Magistrate Judge Maas correctly determined that, because "all of the claims over which this Court potentially might have had original jurisdiction are subject to dismissal," the Court should "decline to exercise supplemental jurisdiction" over Plaintiff's remaining state law claims. Report at 23; see 28 U.S.C. § 1367(c) (3) ("The district courts may decline to exercise supplemental jurisdiction over a claim ... if ... (3) the district court has dismissed all claims over which it has original jurisdiction."). The Court declines to exercise supplemental jurisdiction over Plaintiff's state law claims.

 

III. Failure to Serve Other Defendants

Magistrate Judge Maas found that, because "there is no evidence that Weissbrod has successfully served defendant Lynch or any of the `Doe' defendants, the complaint should also be dismissed against them." Report at 24; see also Fed. R.Civ.P. 4(m). In her Objections, Plaintiff states that "in January 2003, defendant[] Lynch ... was ... served pursuant to Rule 4 of the Federal Rules of Civil Procedure pursuant to Magistrate's November, 2002 order with affidavits of service duly filed at the Pro Se window." Plaintiff's Objections at 10. The Court's docket does not reflect that proof of service was filed with the Clerk of Court. In any case, Plaintiff's claims against Defendant Lynch and the "Doe" Defendants are subject to dismissal for the reasons enumerated above.

 

IV. Conclusion & Order

For the reasons stated herein and therein, the Report [19, 20] is adopted in its entirety. Defendants' motion to dismiss is granted and Plaintiff's cross-motion and Order to Show Cause are denied. The case is dismissed is its entirety.

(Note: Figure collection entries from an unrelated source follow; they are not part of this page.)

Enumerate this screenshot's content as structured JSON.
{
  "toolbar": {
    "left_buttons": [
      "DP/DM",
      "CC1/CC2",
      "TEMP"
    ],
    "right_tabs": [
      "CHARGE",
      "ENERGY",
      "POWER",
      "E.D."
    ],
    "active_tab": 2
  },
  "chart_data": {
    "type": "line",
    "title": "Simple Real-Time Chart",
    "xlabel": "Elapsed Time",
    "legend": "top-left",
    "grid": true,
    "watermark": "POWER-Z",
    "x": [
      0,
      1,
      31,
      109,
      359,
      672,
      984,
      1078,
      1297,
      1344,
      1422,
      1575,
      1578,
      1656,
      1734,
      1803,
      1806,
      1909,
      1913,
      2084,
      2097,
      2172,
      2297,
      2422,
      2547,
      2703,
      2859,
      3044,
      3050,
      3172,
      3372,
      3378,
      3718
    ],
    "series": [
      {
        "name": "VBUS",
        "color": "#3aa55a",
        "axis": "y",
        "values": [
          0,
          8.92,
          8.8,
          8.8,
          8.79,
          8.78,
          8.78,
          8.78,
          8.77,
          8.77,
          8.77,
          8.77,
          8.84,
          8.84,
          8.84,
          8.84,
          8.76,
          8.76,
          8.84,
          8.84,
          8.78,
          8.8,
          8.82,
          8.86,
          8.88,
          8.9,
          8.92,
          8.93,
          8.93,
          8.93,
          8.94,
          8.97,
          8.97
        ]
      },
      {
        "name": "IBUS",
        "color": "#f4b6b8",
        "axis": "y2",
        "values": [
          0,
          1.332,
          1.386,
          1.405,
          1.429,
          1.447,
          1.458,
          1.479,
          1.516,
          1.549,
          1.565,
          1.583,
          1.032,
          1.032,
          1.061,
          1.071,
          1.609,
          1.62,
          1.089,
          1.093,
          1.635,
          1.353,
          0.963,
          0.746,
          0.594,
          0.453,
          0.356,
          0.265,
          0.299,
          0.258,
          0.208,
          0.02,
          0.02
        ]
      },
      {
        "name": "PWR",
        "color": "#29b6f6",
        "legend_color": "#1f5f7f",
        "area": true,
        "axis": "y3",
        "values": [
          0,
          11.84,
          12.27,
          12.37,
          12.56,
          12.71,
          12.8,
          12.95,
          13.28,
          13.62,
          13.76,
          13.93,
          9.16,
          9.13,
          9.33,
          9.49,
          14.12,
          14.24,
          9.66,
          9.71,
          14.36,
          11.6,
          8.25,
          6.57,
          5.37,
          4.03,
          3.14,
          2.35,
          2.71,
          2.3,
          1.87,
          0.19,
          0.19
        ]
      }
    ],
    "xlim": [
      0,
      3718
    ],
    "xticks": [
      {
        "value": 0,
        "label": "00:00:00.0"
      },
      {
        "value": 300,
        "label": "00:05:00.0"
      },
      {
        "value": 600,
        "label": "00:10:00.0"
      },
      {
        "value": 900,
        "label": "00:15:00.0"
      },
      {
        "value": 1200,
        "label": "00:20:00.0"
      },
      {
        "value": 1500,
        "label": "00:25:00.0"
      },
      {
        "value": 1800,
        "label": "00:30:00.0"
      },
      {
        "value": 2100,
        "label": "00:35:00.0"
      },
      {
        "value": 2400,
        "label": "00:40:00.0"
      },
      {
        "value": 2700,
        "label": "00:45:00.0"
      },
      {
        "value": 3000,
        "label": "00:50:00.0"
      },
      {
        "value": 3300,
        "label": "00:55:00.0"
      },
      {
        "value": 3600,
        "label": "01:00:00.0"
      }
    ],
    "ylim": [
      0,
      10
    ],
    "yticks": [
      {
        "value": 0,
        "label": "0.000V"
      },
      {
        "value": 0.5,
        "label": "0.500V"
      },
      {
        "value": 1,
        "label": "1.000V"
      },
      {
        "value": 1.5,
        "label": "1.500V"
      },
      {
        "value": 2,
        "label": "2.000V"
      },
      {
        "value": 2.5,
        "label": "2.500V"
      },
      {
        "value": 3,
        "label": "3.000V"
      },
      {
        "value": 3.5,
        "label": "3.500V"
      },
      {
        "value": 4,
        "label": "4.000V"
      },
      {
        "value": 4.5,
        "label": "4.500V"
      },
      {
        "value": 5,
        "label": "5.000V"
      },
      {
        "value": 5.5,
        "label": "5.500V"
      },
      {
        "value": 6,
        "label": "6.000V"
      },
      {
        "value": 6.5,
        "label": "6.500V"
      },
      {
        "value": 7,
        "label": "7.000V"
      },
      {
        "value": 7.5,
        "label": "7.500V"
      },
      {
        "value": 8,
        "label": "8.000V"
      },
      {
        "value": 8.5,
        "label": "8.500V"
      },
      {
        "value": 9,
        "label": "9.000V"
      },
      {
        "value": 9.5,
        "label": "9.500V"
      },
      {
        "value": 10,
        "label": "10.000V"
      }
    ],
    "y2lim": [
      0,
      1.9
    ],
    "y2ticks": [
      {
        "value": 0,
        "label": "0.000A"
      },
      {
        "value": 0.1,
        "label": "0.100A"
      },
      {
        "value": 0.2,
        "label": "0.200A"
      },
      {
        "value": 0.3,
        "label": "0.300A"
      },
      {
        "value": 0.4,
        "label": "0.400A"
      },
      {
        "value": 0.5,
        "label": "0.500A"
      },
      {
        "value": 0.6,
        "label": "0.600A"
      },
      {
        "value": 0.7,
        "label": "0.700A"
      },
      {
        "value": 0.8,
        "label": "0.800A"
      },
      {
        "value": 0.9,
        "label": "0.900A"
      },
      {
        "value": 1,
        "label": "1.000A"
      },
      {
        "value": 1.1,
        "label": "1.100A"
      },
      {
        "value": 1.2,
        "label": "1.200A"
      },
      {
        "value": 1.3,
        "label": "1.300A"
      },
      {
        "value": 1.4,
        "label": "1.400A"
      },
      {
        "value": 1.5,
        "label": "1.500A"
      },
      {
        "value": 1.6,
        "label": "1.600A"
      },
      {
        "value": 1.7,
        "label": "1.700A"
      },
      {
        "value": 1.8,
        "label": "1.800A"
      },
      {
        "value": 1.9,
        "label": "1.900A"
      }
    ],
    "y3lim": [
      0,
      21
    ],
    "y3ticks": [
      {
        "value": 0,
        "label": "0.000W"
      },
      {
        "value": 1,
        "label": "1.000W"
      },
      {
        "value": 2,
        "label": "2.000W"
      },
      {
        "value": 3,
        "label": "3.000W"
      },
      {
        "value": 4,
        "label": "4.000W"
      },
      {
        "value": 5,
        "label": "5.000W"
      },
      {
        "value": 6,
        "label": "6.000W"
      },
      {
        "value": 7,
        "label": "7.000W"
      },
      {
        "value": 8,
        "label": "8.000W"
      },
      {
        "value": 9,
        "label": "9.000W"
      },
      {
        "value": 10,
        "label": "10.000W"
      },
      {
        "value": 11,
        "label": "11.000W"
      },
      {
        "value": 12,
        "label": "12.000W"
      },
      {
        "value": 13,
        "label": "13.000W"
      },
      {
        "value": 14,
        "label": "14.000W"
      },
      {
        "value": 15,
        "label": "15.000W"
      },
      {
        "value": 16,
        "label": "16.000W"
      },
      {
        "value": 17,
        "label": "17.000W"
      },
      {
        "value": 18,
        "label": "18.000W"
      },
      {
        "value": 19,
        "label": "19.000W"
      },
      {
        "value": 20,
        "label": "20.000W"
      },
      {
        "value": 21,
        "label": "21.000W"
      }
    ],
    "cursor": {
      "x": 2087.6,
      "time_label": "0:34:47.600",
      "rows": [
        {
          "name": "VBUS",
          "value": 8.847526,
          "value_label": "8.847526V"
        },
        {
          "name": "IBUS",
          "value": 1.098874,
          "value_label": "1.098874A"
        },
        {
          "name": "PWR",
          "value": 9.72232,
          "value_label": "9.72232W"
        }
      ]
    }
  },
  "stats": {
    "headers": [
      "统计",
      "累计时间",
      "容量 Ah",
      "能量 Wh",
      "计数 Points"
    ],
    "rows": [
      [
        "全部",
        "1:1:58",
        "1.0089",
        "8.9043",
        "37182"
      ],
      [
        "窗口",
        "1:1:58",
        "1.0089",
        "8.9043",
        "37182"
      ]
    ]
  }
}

The Clerk of Court is respectfully requested to close this case.

NOTES

[1] Plaintiff has been involved in numerous state court proceedings, including, without limitation, the following: On or about August 27, 1997, Plaintiff brought an order to show cause before the Housing Court to enforce compliance with the Stipulation. Report at 5. In October 1997, Plaintiff brought an action in New York State Supreme Court against Defendants Hudson, LeFrak, Cherson, RHCR, and Lynch, alleging fraudulent conduct regarding the Stipulation and seeking the return of her furniture. Report at 5-6. On April 24, 2001, the Appellate Division, First Department, affirmed Justice Abdus-Salaam's dismissal orders. Gurvey v. Lynch, 282 A.D.2d 367, 723 N.Y.S.2d 652 (N.Y.App.Div. 2001); Report at 7. In June 1998, Plaintiff moved in New York City Civil Court to vacate the Stipulation. Report at 5-6. Judge Shulman's order denying Plaintiff's motion was affirmed by the Supreme Court, Appellate Term on March 28, 2002. Hudson Tower Hous. Co., Inc. v. Weissbrod, Nos. 02-216 & 02-017, 2002 WL 538468 (N.Y.App.Div.2002); Report at 7. In August 2000, Plaintiff filed another motion to vacate the Stipulation. In her order denying Plaintiff's motion, Defendant Judge Lau scheduled a sanctions hearing against Plaintiff and her attorney. Stuart Dankberg. Report at 8. On February 10, 2003, following a hearing, Judge Schneider assessed sanctions against both Plaintiff and Mr. Dankberg. Report at 9. On January 15, 2002, Plaintiff filed a motion in State Supreme Court seeking leave to reassert claims against Cherson and RHCR; this motion was denied by Justice Harold Tompkins on April 17, 2002, who also dismissed claims against Lunch and directed the imposition of sanctions against Plaintiff. Report at 8-9.

[2] On August 13, 2003, Magistrate Judge Maas issued an amendment to his Report ("Amendment"), determining that there was no basis to Plaintiff's claim that Article 6, Section 22 of the New York State Constitution "denies equal protection to Housing Court litigants because housing court judges are not considered part of the `unified court system.'" Amendment at 1.

[3] As to any portions of the Report to which no objections have been made, the Court concludes that the Report is not clearly erroneous. See Pizarro, 776 F. Supp. at 817. Any Objections that are not specifically discussed in this Order have been considered and rejected.